Meet Pickles: A Puppy, a Reality Check, and a Design Lesson

A couple of weeks ago, our family brought home a golden retriever puppy. His name is Pickles, and he is sweet, chaotic, lovable… and currently working very hard on not peeing and pooping inside the house.

I’ll be honest—this experience has humbled me in ways I didn’t fully anticipate.

I’ve designed for families with kids and pets for years. I talk often about livability, durability, and real life. But there is something about living with a puppy in real time—mid-accident, paper towels in hand—that gives you a whole new level of empathy.

 
Pickles the puppy | Style and Space Interiors
 
 

Puppies Are Honest

Pickles doesn’t care about rugs, furniture legs, or carefully chosen materials. He’s here to live his best life. And right now, that includes:

  • accidents at inconvenient moments

  • enthusiasm that outweighs coordination

  • chewing as a form of exploration

Watching him learn (slowly) has made me rethink how spaces need to support families—not in theory, but in practice.


What Pickles Has Taught Me About Design

1. Floors matter.

Area rugs are beautiful. They are also vulnerable. I’m thinking more carefully now about where rugs belong, what they’re made of, and how easily they can be cleaned or replaced. Not every space needs softness underfoot.

2. Performance fabrics aren’t optional.

This isn’t about sacrificing style—it’s about choosing materials that forgive. Washable, wipeable, durable fabrics make life easier and allow families to actually use their spaces without anxiety.

3. The best homes anticipate mess.

A well-designed home doesn’t pretend chaos won’t happen—it plans for it. Thoughtful entry zones, easy-clean surfaces, and smart furniture layouts make a huge difference when life gets messy.

4. Grace is part of good design.

Designing for families with pets requires grace—both in materials and mindset. Spaces should support learning, growth, and a little imperfection. A home should feel like a place where everyone belongs… including a puppy still figuring things out.



 

Designing With Real Life in Mind

Pickles has reminded me that homes aren’t meant to be museum spaces. They are meant to hold real life—muddy paws, late-night cleanups, laughter, frustration, and eventually, routines that stick.

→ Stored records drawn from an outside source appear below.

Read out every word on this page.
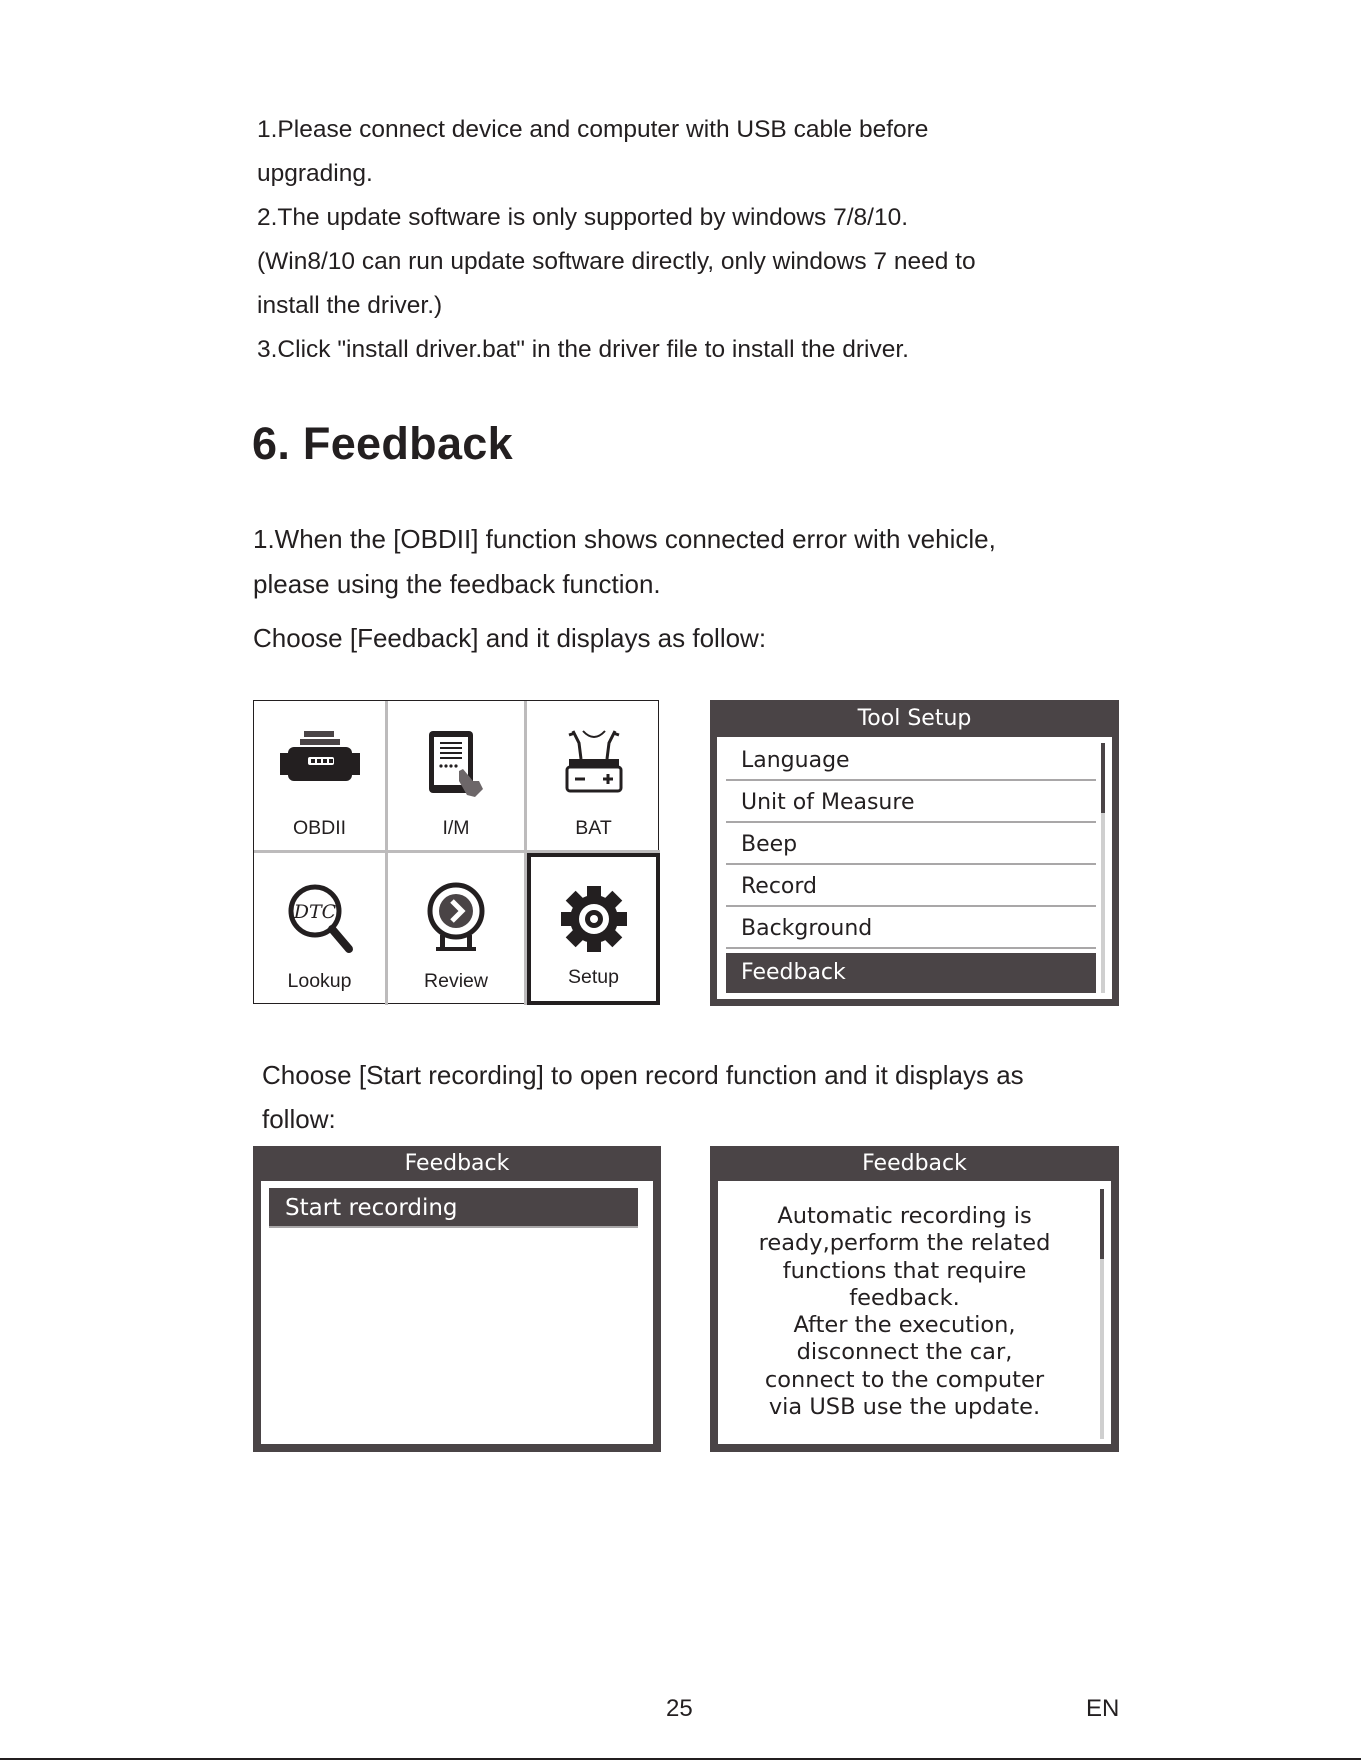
1.Please connect device and computer with USB cable before

upgrading.

2.The update software is only supported by windows 7/8/10.

(Win8/10 can run update software directly, only windows 7 need to

install the driver.)

3.Click "install driver.bat" in the driver file to install the driver.

6. Feedback

1.When the [OBDII] function shows connected error with vehicle,

please using the feedback function.

Choose [Feedback] and it displays as follow:

OBDII	I/M	BAT
DTC
Lookup	Review	Setup
Tool Setup
Language
Unit of Measure
Beep
Record
Background
Feedback

Choose [Start recording] to open record function and it displays as

follow:

Feedback
Start recording
Feedback
Automatic recording is
ready,perform the related
functions that require
feedback.
After the execution,
disconnect the car,
connect to the computer
via USB use the update.
25	EN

As a designer, this season has deepened my commitment to creating spaces that are not just beautiful, but livable in the truest sense.

Homes that age well with families, adapt to change, and feel welcoming even on the messiest days.

Pickles will get there. We will get there. And in the meantime, I’m designing with even more empathy, flexibility, and humor than before.

Because if your home can survive a six-month-old golden retriever named Pickles… it can survive just about anything.